Health Scams, Trust Erosion and Grok Misuse: The Growing Dangers of AI-Generated Videos
by Rachel Brown
In an era where artificial intelligence can craft images and videos with disturbing realism, experts and authorities are raising the alarm about how easily deepfake content can mislead, manipulate, and harm the public - from medical endorsements to sexually explicit imagery shared online without consent.
Late last year, Guy’s and St Thomas’ NHS Foundation Trust in London issued a rare public warning after a series of AI-generated videos falsely showed its clinicians appearing to endorse products and treatments they had no connections with, prompting alarm within the UK health sector about the potential for mass misinformation and patient harm.
Medical professionals are far from the only targets. Deepfake technology – where AI synthesises lifelike video and audio – has been used to mimic public figures, influencers, and experts not just for satire, but to mislead viewers and influence behaviour.
Investigations have found hundreds of deepfake videos on platforms including TikTok, Instagram and Facebook featuring false representations of doctors giving unverified health advice or promoting uncertain supplements to audiences.
These risks have spread into broader social and legal debates. Across the world regulators, governments and citizens are grappling with how to control AI tools that make deepfake production deceptively easy yet remain hard to police.
One of the most prominent flashpoints in this debate is Grok, an AI chatbot developed by Elon Musk’s xAI and integrated into the social platform X (previously known as Twitter). Flaunted by its developers as a useful text and image generator, Grok has rapidly become involved in controversy for how users have exploited its capabilities to produce non-consensual, sexually suggestive and explicit deepfake images, which includes content involving minors.
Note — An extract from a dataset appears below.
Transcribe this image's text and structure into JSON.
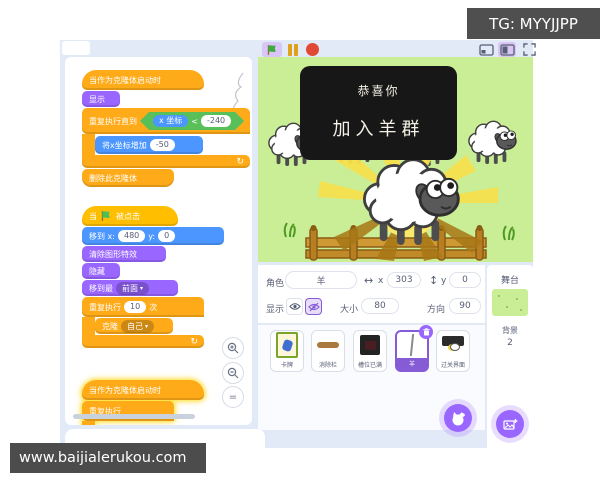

The backlash has been swift and international. Malaysia and Indonesia temporarily blocked access to the tool after authorities cited repeated misuse for generating obscene and exploitive material. In the UK, media regulator Ofcom launched a formal investigation into whether X and Grok violated online safety laws by failing to prevent the spread of manipulated content that could constitute intimate image abuse or child sexual abuse material.
Grok’s controversies highlight a core tension at the heart of AI innovation today: how to balance openness, creativity and user freedom with meaningful protections against misuse. Analysts note that safeguards intended to prevent harmful outputs are often too weak, easily bypassed or inconsistently applied – making harmful content creation trivial for motivated users.
When widely shared videos appear to show impartial medical experts endorsing health products or therapies, the consequences can ripple outward: eroding trust in public health institutions, misleading vulnerable patients, and amplifying the spread of misinformation that can affect real world health outcomes.
Governments and regulators are starting to act. In the UK, new laws aim to criminalise the creation of non-consensual intimate AI images and require platforms to limit their spread. However, many experts warn that legislation on its own will not be sufficient. Stronger technological safeguards, clearer industry standards, and more proactive platform moderation will be needed to keep up with the rapid development of generative AI.
At the same time, vigilance is crucial. Individuals are encouraged to question the authenticity of online content and seek verification from trusted sources. For policymakers and technologists, the challenge is to design systems and rules that allow society to benefit from AI while reducing its potential to harm.